俺も感情に任せて言ってしまったから。あまり話したこともない人に向かって嫌いなんて、俺にとってはありえないことだから。彼女は目を見開いてびっくりしている。

「まさかそんなことを言いに呼んだの?」
「…うん」
「ばっかじゃないの!」

でた、この人の大きな声。耳を塞ごうとしたけどまだ続くみたいだ。

「そんなんで呼び出してんじゃないわよ!あと別にお見舞い行くこと私に言わなくていいから!」
「…うん」
「行きたきゃ行けばいいじゃない!…でも、また泣かしたらまじで許さないから」

この子は、本当にふみかが好きなんだな。すごく分かる。自分の気持ちにまっすぐで、彼女の前ではあんなに…。そして俺にも怒ってきて、でもそれは全部彼女に対してのことだけで…。
俺も、もっと素直になれたらいいのに。なれないからこんなことになってしまったんだ。ミヨと呼ばれる子は先に帰って行って、俺もとぼとぼと歩いて行くと、担任が隣から歩いてきたのでぺこりと会釈した。

「孤爪、お前塩谷と仲良かったんだな」
「……べつに」
「俺はあの時言ったことを漸く理解した。お前の隣の席にまたなりたかったんだな」
「……え…?」

一体何を言い出したのか、俺にはよく分からない。だって、あの時仲良くないって、まだ全然だって……。

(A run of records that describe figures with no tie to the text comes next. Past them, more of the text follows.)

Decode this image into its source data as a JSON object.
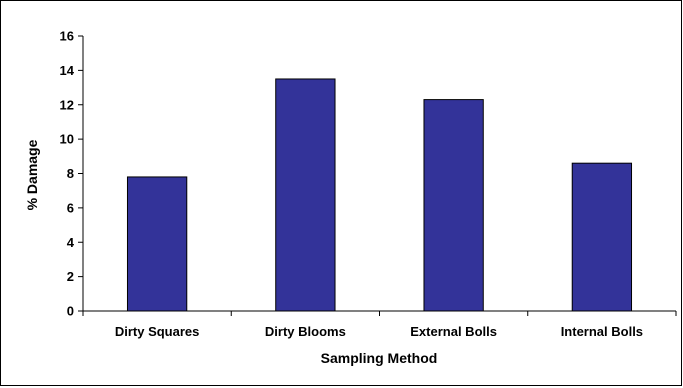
{
  "chart_data": {
    "type": "bar",
    "categories": [
      "Dirty Squares",
      "Dirty Blooms",
      "External Bolls",
      "Internal Bolls"
    ],
    "values": [
      7.8,
      13.5,
      12.3,
      8.6
    ],
    "xlabel": "Sampling Method",
    "ylabel": "% Damage",
    "ylim": [
      0,
      16
    ],
    "yticks": [
      "0",
      "2",
      "4",
      "6",
      "8",
      "10",
      "12",
      "14",
      "16"
    ],
    "grid": false,
    "legend": "none",
    "bar_color": "#333399"
  }
}
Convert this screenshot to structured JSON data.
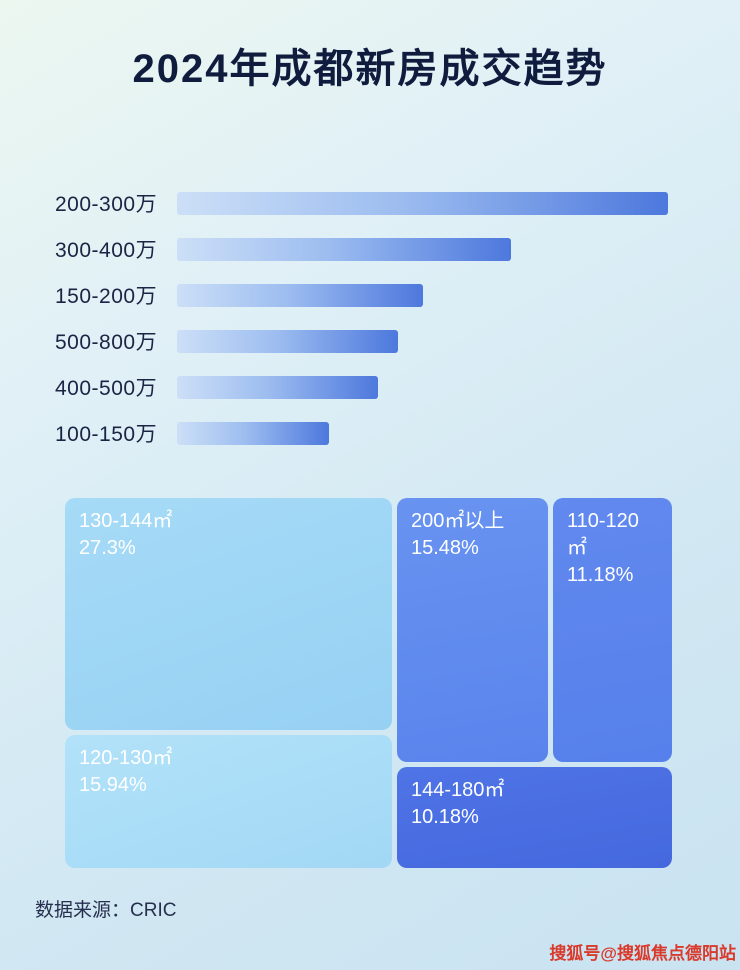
{
  "page": {
    "title": "2024年成都新房成交趋势",
    "source": "数据来源：CRIC",
    "watermark": "搜狐号@搜狐焦点德阳站"
  },
  "colors": {
    "title_text": "#101c3e",
    "bar_gradient_start": "#ccdff7",
    "bar_gradient_end": "#4d78dd",
    "treemap_light_blue": "#a6dbf7",
    "treemap_lighter_blue": "#b2e2f9",
    "treemap_medium_blue": "#6090ef",
    "treemap_dark_blue": "#4a6ee0",
    "watermark_red": "#d93a2b"
  },
  "chart_data": [
    {
      "type": "bar",
      "orientation": "horizontal",
      "title": "2024年成都新房成交趋势",
      "categories": [
        "200-300万",
        "300-400万",
        "150-200万",
        "500-800万",
        "400-500万",
        "100-150万"
      ],
      "values": [
        100,
        68,
        50,
        45,
        41,
        31
      ],
      "value_note": "relative bar lengths in percent of longest bar; no numeric axis shown",
      "xlabel": "",
      "ylabel": "",
      "grid": false,
      "legend": false
    },
    {
      "type": "treemap",
      "title": "",
      "items": [
        {
          "label": "130-144㎡",
          "value": "27.3%"
        },
        {
          "label": "120-130㎡",
          "value": "15.94%"
        },
        {
          "label": "200㎡以上",
          "value": "15.48%"
        },
        {
          "label": "110-120㎡",
          "value": "11.18%"
        },
        {
          "label": "144-180㎡",
          "value": "10.18%"
        }
      ]
    }
  ]
}
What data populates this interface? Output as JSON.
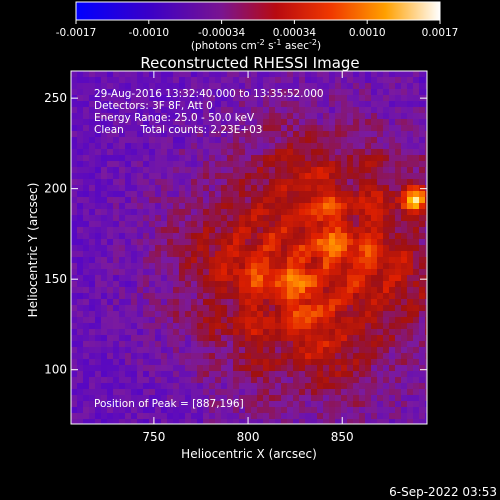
{
  "colorbar": {
    "ticks": [
      "-0.0017",
      "-0.0010",
      "-0.00034",
      "0.00034",
      "0.0010",
      "0.0017"
    ],
    "unit_label_parts": [
      "(photons cm",
      "-2",
      " s",
      "-1",
      " asec",
      "-2",
      ")"
    ]
  },
  "chart_data": {
    "type": "heatmap",
    "title": "Reconstructed RHESSI Image",
    "xlabel": "Heliocentric X (arcsec)",
    "ylabel": "Heliocentric Y (arcsec)",
    "xlim": [
      706,
      895
    ],
    "ylim": [
      70,
      265
    ],
    "xticks": [
      750,
      800,
      850
    ],
    "yticks": [
      100,
      150,
      200,
      250
    ],
    "info_lines": [
      "29-Aug-2016 13:32:40.000 to 13:35:52.000",
      "Detectors: 3F 8F, Att 0",
      "Energy Range: 25.0 - 50.0 keV",
      "Clean     Total counts: 2.23E+03"
    ],
    "peak_label": "Position of Peak = [887,196]",
    "peak": [
      887,
      196
    ],
    "value_range": [
      -0.0017,
      0.0017
    ],
    "colormap": [
      "#0000ff",
      "#4a00d0",
      "#7a1aa0",
      "#a01010",
      "#e02000",
      "#ff7a00",
      "#ffd000",
      "#ffffff"
    ]
  },
  "footer_date": "6-Sep-2022 03:53"
}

「この前お見舞いに行ったんだけどよ、あいつこう言ったんだ。まだ孤爪と仲良くないから、もうちょっとがんばりたいからまた隣の席にしてくれないか、ってな。まあ治ったらって話だけど」

ぶわり、何かがするすると俺の心の中に入ってくる感じがする。これはきっと、彼女の毒だ。彼女の毒が俺の中に入っていってる。きゅうと締め付けられて、喉元が熱くなる感じがした。

「…先生、俺もお見舞い…行きたいんで…」
「ああ、場所とか部屋番号教えてやるよ!」

早く、早くふみかに会いたい。
急に現れたそれは俺の心を暖かく、明るくさせてくれた。
早く謝らないと、俺はとにかく彼女に会いたくて仕方なくなってしまった。